I’d imagine the ones who are in the position of walk away early are those with a child who is more well but being made worse fast - so it’s now, whilst the child is well enough they can defend themselves/ isn’t going to be carted off just for being more ill. And I’d imagine it’s the ones who are best positioned power and support wise to get through said threats whether that is a better school or social care or whatever and access to better legal protection and contacts or in a role better respected (high up I’d guess) harder to touch through their systems.

My question and the ones that need to be asked is: what happened to any of the ones who reported or actually did (and didn’t report it /tried to hide it in their answers fir the trial) getting worse? What did those parents and children on says trial think might be the short and long term consequences of doing so?
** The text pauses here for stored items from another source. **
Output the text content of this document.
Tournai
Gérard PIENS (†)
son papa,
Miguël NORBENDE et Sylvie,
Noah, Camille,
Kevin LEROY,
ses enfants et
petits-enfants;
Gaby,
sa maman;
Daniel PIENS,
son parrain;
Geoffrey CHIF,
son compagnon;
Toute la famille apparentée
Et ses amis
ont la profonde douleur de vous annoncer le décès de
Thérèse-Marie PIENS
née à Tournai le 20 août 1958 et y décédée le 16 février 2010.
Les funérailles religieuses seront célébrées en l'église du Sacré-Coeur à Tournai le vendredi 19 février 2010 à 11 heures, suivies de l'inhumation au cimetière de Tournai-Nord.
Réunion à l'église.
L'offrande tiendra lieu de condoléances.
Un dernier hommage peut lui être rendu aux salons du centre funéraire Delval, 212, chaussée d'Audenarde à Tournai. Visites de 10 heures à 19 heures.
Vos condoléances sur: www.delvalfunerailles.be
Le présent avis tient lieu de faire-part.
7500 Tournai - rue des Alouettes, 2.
I find it heartbreaking we have a business with a ‘health service’ that when those who are most compliant and do all they can to do things right end up being made worse not only doesn’t feel bad and take responsibility to ensure they do the right thing to not make it worse and to look after that person they damaged safely and properly (and offer that to be then paying for someone else independent- because how inappropriate it might be trauma wise to expect them to be ‘trusted’ again), we instead find those people attacked as persons non grata for their broken bodies and all effort focused on disappearing them and the truth and forcing blame through lies onto them and their support system.

how much can or should any human withstand of this abuse?